Tourist Business In Hawaii Booms As Result Of Publicity
An influx of visitors to the Hawaiian islands during the past few years has revived many of the interesting traditions and practices of Old Hawaii.
This paradox was recently pointed out by Percy A. Swift, manager of the merchandise department of American Factors, Ltd., in a discussion of Hawaii’s tourist industry.
“An interesting sidelight of the travel business here has been the way it has encouraged Island customs and activities,” he said. “The nourishing influence of tourist interest has given added impetus to the lei tradition, for example; and it has revived native sports such as surfing and outrigger canoe riding, which were on the point of dying out 15 years ago.”

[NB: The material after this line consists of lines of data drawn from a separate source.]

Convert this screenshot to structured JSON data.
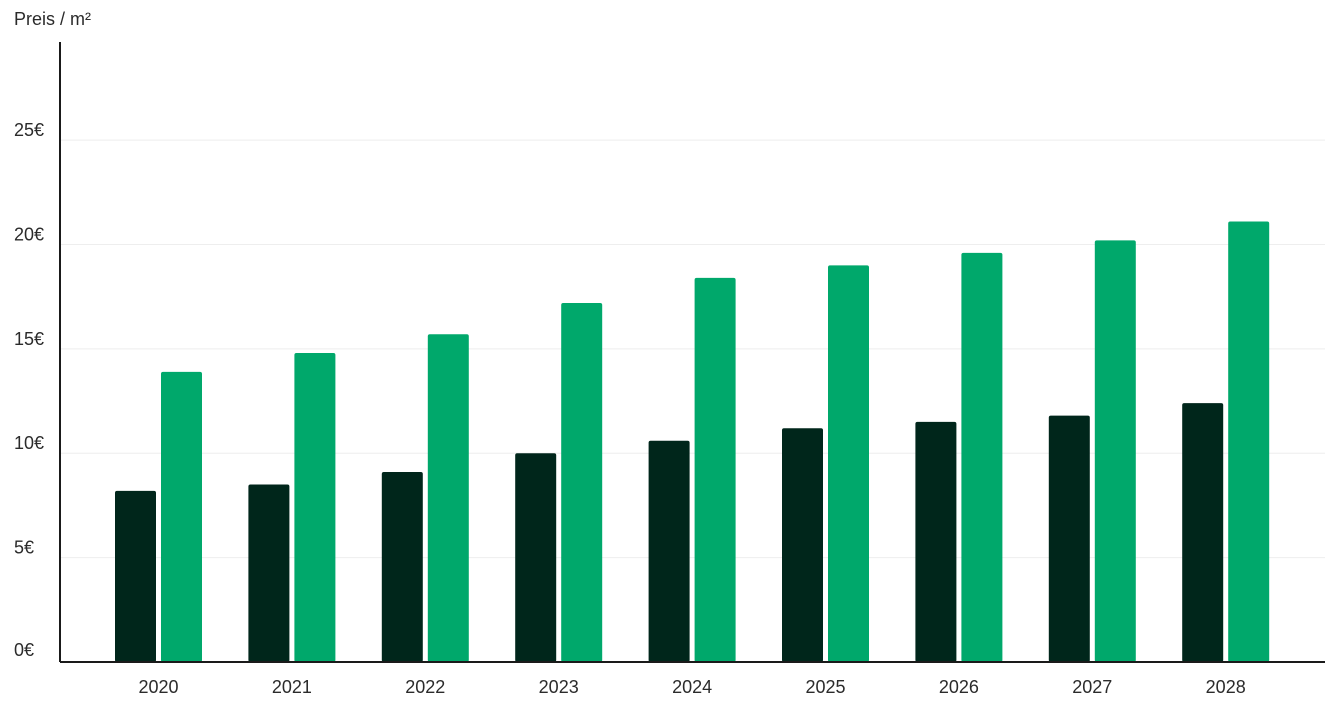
{
  "chart_data": {
    "type": "bar",
    "ylabel": "Preis / m²",
    "xlabel": "",
    "categories": [
      "2020",
      "2021",
      "2022",
      "2023",
      "2024",
      "2025",
      "2026",
      "2027",
      "2028"
    ],
    "series": [
      {
        "values": [
          8.2,
          8.5,
          9.1,
          10.0,
          10.6,
          11.2,
          11.5,
          11.8,
          12.4
        ]
      },
      {
        "values": [
          13.9,
          14.8,
          15.7,
          17.2,
          18.4,
          19.0,
          19.6,
          20.2,
          21.1
        ]
      }
    ],
    "ylim": [
      0,
      25
    ],
    "yticks": [
      0,
      5,
      10,
      15,
      20,
      25
    ],
    "ytick_labels": [
      "0€",
      "5€",
      "10€",
      "15€",
      "20€",
      "25€"
    ],
    "grid": true,
    "colors": {
      "series_0": "#00261b",
      "series_1": "#00a86b",
      "grid": "#eeeeee",
      "axis": "#1a1a1a"
    }
  }
}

He pointed to the revival of canoe building at Kona and in Honolulu; and said visitor-interest in distinctive Hawaiian souvenirs had resulted in a lauhala weaving “boom” around Napoopoo in the heart of “Old Hawaii.” Many of the Hawaiians in the Kona section on the Big Island are finding full time employment turning out lauhala hats and mats and at the present time they don’t keep up with the demand.”
Swift, as a member of the Hawaii Tourist Bureau committee, has recently investigated the matter of tourist entertainment facilities; and he expressed the opinion that by building up the tourist trade the Territory will automatically develop important new facilities—especially those that are Hawaiian in character, thereby encouraging allied native handicrafts and customs.

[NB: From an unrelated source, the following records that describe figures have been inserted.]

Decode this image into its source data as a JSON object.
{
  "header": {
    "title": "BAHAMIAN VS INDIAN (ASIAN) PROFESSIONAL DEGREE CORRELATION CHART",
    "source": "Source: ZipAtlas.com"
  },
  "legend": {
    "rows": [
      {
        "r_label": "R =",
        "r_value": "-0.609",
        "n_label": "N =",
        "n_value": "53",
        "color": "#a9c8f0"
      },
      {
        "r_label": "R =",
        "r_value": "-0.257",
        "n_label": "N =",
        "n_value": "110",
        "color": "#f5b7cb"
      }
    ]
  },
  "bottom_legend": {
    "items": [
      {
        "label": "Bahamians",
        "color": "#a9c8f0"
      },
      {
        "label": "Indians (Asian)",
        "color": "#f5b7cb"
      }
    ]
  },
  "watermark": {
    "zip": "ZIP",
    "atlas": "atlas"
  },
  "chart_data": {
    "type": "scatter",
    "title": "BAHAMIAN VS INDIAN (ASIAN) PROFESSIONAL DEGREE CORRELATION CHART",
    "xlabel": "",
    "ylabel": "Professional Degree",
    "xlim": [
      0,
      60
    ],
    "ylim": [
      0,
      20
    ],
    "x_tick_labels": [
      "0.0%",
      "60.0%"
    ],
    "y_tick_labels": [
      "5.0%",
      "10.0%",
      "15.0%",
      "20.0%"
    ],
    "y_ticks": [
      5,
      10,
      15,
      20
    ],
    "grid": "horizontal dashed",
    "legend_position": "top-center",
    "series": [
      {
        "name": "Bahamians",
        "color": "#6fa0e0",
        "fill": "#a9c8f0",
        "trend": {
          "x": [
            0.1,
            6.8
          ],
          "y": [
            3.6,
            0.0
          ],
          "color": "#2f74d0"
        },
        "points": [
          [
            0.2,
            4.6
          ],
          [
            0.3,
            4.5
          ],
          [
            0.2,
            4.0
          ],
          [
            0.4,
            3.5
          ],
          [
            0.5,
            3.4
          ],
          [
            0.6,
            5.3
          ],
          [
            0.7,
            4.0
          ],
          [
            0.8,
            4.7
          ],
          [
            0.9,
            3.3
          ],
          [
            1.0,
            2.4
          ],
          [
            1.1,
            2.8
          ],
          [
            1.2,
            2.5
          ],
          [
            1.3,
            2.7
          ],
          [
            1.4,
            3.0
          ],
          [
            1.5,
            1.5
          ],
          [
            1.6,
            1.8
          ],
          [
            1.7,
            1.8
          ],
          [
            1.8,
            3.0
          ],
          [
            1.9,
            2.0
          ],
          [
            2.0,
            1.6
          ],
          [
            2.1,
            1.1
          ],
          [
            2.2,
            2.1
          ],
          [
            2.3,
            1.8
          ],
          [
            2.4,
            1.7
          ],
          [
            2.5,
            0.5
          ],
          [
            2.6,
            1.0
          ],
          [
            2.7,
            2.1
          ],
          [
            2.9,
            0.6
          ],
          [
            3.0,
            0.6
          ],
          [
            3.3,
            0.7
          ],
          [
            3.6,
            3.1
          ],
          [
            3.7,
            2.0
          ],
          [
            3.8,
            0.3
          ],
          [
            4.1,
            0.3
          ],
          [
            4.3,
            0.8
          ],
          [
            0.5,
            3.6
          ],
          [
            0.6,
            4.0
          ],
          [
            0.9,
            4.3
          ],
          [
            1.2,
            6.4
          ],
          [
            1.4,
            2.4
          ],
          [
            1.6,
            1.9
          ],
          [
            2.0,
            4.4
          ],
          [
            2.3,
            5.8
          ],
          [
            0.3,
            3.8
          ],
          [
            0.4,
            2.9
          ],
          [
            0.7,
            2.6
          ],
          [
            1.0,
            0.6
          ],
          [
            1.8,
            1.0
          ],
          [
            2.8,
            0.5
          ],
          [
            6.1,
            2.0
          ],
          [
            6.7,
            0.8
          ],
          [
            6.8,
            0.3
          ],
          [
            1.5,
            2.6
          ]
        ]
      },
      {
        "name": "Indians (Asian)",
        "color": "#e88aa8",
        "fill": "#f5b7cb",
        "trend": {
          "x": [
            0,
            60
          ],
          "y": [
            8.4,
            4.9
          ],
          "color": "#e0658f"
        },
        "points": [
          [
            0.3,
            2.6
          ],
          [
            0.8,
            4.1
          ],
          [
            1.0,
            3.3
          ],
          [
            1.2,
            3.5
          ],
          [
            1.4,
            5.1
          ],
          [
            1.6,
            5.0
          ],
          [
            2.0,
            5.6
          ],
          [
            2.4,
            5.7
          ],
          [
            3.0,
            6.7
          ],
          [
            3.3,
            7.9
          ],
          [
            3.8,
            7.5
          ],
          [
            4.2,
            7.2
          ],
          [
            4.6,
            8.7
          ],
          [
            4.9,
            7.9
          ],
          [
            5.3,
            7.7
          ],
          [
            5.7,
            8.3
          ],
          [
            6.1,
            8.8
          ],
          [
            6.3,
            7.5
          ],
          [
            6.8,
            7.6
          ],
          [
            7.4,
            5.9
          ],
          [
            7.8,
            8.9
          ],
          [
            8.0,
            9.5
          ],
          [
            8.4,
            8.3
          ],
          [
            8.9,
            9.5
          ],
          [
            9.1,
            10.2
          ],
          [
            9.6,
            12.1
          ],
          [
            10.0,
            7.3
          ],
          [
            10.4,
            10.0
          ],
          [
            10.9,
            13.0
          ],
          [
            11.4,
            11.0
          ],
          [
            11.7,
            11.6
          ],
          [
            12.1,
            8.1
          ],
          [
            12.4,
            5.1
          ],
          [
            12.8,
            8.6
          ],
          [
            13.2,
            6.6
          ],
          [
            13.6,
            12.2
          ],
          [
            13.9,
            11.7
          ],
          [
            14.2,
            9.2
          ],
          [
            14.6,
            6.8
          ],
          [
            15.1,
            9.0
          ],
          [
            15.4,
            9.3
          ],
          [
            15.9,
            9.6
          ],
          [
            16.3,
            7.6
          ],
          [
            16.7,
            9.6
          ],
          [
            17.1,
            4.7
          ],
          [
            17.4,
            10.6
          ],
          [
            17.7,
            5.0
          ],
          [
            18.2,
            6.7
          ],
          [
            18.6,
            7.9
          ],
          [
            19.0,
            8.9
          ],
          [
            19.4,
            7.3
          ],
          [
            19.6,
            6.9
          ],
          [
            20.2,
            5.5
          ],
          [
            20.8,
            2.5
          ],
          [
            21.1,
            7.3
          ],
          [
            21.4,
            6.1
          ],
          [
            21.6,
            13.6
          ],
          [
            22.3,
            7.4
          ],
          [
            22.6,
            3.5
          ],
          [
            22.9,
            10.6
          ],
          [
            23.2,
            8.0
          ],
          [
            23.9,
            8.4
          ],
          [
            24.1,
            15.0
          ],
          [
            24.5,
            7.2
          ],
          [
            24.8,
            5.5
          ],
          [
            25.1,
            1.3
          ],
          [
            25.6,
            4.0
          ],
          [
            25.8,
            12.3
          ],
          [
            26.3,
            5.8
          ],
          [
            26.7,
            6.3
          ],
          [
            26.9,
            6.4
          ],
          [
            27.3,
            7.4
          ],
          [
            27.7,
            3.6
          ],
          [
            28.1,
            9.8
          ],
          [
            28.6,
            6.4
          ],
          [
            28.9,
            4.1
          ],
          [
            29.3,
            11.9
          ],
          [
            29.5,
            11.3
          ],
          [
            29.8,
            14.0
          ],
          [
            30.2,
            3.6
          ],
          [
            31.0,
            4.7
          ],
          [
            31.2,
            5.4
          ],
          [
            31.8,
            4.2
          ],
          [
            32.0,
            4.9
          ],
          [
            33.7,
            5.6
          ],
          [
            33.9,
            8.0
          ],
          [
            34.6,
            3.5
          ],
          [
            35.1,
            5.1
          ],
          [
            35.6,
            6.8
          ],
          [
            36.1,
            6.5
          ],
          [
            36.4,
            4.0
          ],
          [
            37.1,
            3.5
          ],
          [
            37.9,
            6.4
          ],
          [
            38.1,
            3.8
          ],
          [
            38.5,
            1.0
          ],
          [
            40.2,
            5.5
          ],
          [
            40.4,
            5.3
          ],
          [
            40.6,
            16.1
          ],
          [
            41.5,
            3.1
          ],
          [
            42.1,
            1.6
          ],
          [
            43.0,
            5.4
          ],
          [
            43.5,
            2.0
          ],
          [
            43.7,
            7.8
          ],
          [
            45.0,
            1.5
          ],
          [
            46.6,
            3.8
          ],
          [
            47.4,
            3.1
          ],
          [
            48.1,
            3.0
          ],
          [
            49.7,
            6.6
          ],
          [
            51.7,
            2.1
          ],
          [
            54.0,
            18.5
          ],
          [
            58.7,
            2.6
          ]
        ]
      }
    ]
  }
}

“The camera era of tourism has intensified this salutary influence of travel in stressing the development of local color,” Swift declared. “Many globe-trotters today are camera fans and that means that, more than ever, these visitors are demanding authentic local color. This again works to our advantage as they take our lei sellers and surf-riders back home in their movie reels to help advertise the Islands.”
Swift predicted a record summer tourist season for Hawaii, and declared that the continuance of an aggressive travel advertising program will be the Territory’s best procedure for the development of new facilities and the encouragement of old traditions.